Drilling the IDDP-2 began by deepening an existing 2.5 km deep production well to 3 km depth, and then angling it towards the main upflow zone of the system, for a total slant depth of 4,659 m (4.5 km vertical depth). Total circulation losses were encountered below 3 km that could not be cured by lost circulation materials or by multiple cement jobs. Accordingly, drilling continued to total depth without return of drill cuttings. We attempted 13 core runs below 3 km depth, only half of which recovered core.

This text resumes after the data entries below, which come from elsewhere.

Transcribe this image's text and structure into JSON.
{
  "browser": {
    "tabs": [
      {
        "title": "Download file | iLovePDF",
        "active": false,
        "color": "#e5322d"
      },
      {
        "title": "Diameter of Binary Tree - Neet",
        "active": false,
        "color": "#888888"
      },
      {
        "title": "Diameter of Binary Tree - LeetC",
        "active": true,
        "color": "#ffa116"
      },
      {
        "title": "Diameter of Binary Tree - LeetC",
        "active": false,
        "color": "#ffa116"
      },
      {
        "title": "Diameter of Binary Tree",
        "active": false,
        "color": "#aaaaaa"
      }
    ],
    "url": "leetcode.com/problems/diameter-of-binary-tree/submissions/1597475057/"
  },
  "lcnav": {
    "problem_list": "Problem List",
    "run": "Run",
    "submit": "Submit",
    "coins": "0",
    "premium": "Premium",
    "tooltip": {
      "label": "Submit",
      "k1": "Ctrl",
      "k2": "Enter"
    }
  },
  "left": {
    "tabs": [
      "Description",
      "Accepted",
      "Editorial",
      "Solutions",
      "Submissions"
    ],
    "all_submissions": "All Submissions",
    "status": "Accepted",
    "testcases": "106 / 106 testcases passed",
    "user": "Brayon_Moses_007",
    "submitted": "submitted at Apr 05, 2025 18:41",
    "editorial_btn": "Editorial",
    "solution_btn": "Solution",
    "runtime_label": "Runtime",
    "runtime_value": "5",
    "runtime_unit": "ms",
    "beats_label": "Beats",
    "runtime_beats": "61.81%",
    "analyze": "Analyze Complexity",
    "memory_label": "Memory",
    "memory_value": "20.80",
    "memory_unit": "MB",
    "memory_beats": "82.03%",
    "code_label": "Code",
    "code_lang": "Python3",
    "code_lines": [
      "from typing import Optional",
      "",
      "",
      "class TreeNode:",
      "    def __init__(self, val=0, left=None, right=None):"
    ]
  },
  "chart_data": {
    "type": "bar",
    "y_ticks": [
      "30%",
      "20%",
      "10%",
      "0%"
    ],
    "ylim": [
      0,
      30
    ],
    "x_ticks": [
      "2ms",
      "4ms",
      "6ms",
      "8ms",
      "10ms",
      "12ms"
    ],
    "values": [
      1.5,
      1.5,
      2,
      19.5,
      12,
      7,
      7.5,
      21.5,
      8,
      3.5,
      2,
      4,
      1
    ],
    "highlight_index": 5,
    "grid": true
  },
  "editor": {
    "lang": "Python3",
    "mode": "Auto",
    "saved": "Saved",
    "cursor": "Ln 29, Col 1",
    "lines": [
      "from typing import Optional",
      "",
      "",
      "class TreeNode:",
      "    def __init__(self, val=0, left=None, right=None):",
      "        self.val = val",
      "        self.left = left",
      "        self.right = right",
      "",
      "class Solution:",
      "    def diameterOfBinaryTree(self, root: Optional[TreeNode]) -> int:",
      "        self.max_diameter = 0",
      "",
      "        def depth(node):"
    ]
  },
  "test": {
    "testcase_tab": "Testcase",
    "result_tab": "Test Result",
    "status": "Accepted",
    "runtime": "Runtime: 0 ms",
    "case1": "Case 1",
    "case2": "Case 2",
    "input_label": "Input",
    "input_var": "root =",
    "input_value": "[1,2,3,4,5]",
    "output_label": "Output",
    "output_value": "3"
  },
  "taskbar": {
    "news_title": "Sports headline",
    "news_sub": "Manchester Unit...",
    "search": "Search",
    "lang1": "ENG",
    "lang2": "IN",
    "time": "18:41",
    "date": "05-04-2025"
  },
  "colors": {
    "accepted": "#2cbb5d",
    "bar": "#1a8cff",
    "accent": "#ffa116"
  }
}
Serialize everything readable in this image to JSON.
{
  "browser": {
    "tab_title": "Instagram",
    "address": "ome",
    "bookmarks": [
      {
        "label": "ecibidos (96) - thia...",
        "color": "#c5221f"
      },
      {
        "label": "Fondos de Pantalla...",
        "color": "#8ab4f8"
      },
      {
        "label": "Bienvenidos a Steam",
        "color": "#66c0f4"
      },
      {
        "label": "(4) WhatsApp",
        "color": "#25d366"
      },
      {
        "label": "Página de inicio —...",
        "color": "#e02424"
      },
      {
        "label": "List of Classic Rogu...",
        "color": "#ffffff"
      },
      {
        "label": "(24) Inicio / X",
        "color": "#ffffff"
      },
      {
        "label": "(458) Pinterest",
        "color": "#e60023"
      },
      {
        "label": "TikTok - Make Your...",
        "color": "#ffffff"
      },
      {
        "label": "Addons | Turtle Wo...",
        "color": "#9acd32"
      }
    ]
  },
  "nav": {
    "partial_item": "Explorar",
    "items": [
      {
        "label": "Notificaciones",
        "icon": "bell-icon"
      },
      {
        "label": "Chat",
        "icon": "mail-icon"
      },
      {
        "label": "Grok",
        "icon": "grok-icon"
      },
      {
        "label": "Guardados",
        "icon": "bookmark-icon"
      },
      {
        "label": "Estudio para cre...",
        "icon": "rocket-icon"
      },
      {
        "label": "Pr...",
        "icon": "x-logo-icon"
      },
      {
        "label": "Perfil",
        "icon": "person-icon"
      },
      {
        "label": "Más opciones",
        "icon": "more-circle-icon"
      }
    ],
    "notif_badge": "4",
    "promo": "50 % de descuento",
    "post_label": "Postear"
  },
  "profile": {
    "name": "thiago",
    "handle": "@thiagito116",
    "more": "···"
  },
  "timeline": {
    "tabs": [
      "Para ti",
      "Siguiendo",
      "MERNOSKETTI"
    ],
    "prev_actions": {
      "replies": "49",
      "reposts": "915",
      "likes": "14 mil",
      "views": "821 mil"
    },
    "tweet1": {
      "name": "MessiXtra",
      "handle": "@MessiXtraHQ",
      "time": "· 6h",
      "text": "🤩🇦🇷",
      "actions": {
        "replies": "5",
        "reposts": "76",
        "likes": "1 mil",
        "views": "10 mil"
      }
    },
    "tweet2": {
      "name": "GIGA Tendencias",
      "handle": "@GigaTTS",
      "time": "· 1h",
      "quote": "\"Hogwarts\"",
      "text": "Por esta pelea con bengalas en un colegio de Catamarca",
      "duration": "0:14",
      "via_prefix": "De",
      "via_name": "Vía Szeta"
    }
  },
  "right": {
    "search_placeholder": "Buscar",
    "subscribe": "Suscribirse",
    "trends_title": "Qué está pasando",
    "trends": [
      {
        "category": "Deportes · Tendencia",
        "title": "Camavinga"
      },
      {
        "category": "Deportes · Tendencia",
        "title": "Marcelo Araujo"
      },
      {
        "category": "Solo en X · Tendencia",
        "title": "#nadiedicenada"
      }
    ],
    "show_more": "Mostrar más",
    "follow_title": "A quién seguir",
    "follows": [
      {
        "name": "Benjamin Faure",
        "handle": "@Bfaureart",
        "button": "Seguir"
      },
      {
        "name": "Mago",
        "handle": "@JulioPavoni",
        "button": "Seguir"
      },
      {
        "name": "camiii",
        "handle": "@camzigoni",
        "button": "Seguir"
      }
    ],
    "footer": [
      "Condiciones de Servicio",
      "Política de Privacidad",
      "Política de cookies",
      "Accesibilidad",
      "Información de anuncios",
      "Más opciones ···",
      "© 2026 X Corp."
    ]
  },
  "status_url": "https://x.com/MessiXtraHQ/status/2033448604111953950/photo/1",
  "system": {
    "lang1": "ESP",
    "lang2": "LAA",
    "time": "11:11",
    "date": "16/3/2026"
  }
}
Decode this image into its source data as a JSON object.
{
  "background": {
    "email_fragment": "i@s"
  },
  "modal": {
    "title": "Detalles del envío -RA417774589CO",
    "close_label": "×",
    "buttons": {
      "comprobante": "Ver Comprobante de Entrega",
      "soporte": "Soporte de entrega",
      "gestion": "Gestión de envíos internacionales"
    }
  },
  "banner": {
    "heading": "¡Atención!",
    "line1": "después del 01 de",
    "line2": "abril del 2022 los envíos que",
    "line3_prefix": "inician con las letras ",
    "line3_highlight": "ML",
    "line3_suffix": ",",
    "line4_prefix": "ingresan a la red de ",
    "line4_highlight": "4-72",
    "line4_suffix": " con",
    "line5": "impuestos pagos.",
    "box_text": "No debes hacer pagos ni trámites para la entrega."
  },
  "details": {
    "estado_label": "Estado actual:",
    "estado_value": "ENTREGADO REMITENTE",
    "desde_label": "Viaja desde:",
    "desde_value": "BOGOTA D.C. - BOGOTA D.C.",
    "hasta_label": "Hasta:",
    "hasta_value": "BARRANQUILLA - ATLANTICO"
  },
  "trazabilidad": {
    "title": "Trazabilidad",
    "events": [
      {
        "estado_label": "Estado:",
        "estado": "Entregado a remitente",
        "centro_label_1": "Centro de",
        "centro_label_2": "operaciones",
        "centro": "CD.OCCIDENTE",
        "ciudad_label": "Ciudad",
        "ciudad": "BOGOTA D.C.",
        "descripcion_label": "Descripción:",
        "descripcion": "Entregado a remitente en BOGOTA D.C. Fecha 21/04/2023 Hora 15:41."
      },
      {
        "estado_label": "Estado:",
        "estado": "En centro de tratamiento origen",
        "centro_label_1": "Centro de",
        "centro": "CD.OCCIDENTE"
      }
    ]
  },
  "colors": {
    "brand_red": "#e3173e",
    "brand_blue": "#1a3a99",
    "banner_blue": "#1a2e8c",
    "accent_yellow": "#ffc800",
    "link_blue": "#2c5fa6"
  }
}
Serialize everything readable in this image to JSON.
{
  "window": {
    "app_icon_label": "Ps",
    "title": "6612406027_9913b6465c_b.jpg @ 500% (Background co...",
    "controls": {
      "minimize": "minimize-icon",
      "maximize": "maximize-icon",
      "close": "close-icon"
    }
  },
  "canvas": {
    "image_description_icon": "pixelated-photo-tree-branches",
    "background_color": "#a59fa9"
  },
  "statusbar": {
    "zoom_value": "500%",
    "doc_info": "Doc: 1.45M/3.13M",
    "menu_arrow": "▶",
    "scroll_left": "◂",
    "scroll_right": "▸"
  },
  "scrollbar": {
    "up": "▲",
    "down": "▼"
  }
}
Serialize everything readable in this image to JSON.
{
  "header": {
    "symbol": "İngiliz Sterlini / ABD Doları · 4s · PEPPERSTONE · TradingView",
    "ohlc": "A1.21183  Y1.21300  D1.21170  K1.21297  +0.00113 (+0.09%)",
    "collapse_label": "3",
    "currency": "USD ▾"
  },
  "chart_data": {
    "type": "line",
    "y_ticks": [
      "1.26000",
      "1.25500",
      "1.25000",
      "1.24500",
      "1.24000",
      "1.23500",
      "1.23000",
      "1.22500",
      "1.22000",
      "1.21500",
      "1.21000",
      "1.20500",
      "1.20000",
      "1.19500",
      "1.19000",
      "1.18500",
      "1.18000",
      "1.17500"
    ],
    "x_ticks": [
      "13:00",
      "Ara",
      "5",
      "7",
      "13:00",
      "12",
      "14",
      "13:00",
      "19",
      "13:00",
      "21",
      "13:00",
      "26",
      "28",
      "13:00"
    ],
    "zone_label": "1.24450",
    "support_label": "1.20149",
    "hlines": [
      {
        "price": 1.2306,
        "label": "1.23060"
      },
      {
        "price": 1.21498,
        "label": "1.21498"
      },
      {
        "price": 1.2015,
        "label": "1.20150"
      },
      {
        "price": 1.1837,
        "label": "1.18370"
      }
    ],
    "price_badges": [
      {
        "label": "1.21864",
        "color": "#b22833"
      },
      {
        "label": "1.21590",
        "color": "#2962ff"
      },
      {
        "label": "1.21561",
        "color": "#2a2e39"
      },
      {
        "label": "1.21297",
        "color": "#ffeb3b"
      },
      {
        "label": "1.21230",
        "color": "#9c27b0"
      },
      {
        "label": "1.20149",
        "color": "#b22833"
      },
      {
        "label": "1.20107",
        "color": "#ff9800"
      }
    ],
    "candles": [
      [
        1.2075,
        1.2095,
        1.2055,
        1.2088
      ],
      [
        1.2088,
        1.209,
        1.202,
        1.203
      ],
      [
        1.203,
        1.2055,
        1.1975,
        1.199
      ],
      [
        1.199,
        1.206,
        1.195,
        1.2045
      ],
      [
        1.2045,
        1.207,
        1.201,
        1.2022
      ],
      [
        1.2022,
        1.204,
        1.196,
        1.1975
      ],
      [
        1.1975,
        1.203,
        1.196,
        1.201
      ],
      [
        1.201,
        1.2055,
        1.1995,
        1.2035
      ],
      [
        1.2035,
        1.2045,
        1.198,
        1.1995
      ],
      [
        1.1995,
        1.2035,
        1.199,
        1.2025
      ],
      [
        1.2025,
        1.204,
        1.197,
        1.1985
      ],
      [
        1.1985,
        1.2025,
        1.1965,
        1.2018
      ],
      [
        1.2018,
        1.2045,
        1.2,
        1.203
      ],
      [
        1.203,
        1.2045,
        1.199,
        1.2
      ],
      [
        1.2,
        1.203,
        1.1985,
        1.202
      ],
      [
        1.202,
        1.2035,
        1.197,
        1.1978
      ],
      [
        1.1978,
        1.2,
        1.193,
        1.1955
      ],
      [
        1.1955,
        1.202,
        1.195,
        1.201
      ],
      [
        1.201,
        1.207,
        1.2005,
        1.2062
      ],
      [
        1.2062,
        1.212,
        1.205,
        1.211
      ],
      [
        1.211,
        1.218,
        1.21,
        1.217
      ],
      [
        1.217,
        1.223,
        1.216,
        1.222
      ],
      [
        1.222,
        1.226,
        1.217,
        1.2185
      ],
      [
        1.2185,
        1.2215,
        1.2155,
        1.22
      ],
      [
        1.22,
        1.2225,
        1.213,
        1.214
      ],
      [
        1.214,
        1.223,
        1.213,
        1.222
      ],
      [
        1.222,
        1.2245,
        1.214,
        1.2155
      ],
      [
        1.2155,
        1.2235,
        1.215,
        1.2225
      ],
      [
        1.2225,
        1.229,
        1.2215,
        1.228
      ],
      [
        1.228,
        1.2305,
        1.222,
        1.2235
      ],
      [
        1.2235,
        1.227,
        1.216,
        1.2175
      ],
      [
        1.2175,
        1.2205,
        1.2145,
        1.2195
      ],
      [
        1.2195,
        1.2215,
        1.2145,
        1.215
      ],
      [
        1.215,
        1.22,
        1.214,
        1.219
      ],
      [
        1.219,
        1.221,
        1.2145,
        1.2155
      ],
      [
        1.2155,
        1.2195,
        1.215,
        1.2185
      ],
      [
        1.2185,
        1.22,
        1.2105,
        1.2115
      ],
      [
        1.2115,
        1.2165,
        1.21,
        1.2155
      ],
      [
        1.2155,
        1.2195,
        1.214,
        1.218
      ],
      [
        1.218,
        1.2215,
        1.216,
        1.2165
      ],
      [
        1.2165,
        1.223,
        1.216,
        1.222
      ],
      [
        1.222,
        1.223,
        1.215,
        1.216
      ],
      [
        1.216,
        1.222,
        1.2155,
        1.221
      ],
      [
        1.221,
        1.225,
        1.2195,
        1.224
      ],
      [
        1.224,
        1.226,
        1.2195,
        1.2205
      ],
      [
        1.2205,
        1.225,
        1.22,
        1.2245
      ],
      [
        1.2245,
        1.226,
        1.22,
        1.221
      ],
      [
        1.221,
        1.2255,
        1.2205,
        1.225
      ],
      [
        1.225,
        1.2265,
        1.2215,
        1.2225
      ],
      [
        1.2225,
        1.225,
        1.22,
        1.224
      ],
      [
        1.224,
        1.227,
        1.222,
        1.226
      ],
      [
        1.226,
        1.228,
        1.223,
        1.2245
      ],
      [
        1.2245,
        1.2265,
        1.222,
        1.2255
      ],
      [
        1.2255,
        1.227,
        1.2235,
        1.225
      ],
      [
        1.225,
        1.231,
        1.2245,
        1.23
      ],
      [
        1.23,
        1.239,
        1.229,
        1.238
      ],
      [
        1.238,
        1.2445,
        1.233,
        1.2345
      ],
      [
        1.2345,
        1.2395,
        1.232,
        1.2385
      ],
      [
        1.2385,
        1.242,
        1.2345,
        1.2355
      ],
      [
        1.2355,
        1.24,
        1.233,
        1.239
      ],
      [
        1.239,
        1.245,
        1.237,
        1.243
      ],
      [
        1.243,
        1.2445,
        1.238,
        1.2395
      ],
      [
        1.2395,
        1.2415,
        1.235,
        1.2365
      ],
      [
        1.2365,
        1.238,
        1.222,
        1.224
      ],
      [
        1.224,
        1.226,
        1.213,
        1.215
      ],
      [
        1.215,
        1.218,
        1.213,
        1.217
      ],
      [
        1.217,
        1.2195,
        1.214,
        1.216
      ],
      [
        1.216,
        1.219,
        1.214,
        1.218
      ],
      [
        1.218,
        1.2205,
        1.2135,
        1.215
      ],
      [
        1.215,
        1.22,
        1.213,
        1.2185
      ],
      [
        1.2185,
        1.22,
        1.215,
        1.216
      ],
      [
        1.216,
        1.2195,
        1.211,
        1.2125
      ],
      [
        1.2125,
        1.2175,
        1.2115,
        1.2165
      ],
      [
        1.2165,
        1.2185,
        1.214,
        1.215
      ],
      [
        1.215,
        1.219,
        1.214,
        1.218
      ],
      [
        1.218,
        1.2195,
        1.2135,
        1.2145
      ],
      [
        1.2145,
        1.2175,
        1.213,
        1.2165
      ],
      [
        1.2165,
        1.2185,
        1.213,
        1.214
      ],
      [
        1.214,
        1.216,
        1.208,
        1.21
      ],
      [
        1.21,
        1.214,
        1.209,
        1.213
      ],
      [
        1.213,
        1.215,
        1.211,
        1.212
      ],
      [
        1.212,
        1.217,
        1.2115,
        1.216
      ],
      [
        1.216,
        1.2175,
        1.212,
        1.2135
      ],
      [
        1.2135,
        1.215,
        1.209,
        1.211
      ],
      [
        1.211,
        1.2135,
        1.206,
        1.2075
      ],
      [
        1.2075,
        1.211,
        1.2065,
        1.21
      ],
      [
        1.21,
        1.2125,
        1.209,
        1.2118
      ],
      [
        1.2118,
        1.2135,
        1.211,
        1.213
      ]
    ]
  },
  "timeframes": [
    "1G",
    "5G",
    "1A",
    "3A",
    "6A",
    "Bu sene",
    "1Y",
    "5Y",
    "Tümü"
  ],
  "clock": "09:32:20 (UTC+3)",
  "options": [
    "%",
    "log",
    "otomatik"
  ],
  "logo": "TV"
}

The cores are basalts and dolerites with alteration ranging from lower greenschist facies to lower amphibolite facies, suggesting formation temperatures >450°C, but with low water/rock ratios.
After a perforated liner was inserted to 4,570 m, logging indicated permeable zones at 3,360 m, 4,200 m, 4,370 m, and 4,550 m depths. The deepest feed zones accepted ~30% of the injected water. Later this year we will attempt soft stimulation of this deep permeability. This is funded by the DEEPEGS program of the European Union. The drilling of the IDDP-2 was funded by HS Orka, the field operator, by the IDDP consortium, and by Statoil, the Norwegian oil and gas company. The coring was funded by ICDP and by the science program of the IDDP.